The timestamp I suggested, above, is seconds from the epoch, which gives you an incrementing counter that requires no statefulness in your platform -- it only requires that all of your server clocks are correct -- so it doesn't add unnecessary complexity. If the decrypted value contains a timestamp less than (for example) 5 seconds different (+/-) from the server's current time, then you know you're dealing with an authenticated client. The time interval permitted only needs to be as long as the maximum reasonable time for a client to attempt its websocket connection after loading the original page, plus the maximum skew of all your server clocks.

It is true, of course, that with NAT, multiple different users could be behind the same source IP address. It's also true, though far less less likely, that a user could actually make the websocket connection from a different source IP than the one where they originated the first http connection, and still be quite legitimate... and it sounds like the identity of the authenticate user may be a more important value for you than the actual source IP.

If you include the authenticated user's ID within the encrypted string as well, you have a value that is unique to origin IP, user account, and time, to a precision of 1 second. I think this is what you're referring to by additional salt. Adding the user account to the string should get you the information you're wanting.

'ipv4:192.168.1.1;valid:1356885663;memberid:32767;'

TLS should prevent discovery of the this encrypted string by an unauthorized party, but avoidance of replayability is also important because the generated URL is available in clear text in a user's browser's "view source" for the html page. You don't want a user who is authorized today but unauthorized tomorrow to be able to spoof their way in with a signed string that should be recognized as no longer valid. Keying to a timestamp and requiring it to fall in a very small valid window prevents this.

Answer 2

It depends on how serious the application is.

Basing any kind of decision on client IP address is a risky proposition. Basing security on it, even more so. While the suggestions offered so far work well within the given constraints, it would not be sufficient for a robust enterprise application.

Client IP addresses can be obscured by NATs, as already pointed out. So people accessing the Web from their place of work will often appear to have the same IP address. People's routers at home act as a NAT, so every family member at home accessing the Web will appear to the have the same IP address. Or even the same person accessing the application from a PC and a tablet...

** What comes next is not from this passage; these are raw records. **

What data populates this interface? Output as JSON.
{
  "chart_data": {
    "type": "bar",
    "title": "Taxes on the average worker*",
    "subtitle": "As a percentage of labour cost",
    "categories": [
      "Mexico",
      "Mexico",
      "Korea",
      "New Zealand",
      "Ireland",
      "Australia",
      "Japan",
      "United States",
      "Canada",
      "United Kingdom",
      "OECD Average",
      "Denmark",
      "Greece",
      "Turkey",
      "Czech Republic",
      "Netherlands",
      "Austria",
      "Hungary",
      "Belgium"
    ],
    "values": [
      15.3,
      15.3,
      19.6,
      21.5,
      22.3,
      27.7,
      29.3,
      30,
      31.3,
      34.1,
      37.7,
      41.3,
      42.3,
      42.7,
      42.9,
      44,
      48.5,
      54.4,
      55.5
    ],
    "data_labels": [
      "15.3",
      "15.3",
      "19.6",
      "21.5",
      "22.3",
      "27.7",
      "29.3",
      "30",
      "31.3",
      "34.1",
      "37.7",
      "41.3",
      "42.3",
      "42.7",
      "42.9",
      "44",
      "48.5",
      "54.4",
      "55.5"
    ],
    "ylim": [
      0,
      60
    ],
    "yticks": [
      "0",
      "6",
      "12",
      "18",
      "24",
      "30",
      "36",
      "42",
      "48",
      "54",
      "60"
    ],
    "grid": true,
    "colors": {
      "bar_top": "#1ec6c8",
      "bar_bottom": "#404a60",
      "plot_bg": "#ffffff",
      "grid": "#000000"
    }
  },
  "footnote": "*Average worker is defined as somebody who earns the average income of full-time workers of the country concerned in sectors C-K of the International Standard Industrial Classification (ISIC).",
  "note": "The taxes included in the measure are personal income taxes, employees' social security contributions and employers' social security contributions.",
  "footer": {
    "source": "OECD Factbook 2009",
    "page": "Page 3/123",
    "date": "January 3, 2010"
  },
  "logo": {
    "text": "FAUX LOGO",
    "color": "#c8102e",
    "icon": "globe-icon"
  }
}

Whether behind a NAT or not, using the application from two browsers on the same machine will appear to the have the same address. Similarly, multiple tabs in the same browser will appear to have the same address.

Other junction points like proxies or load balancers may also hide the original client IP address such that the thing behind the proxy/load balancers thinks they are the client. (More sophisticated or lower level intermediaries can prevent this, which is what makes them more sophisticated or expensive.)

Given all of the above, a serious application should not rely on client IP address for any kind of important decision, especially around security.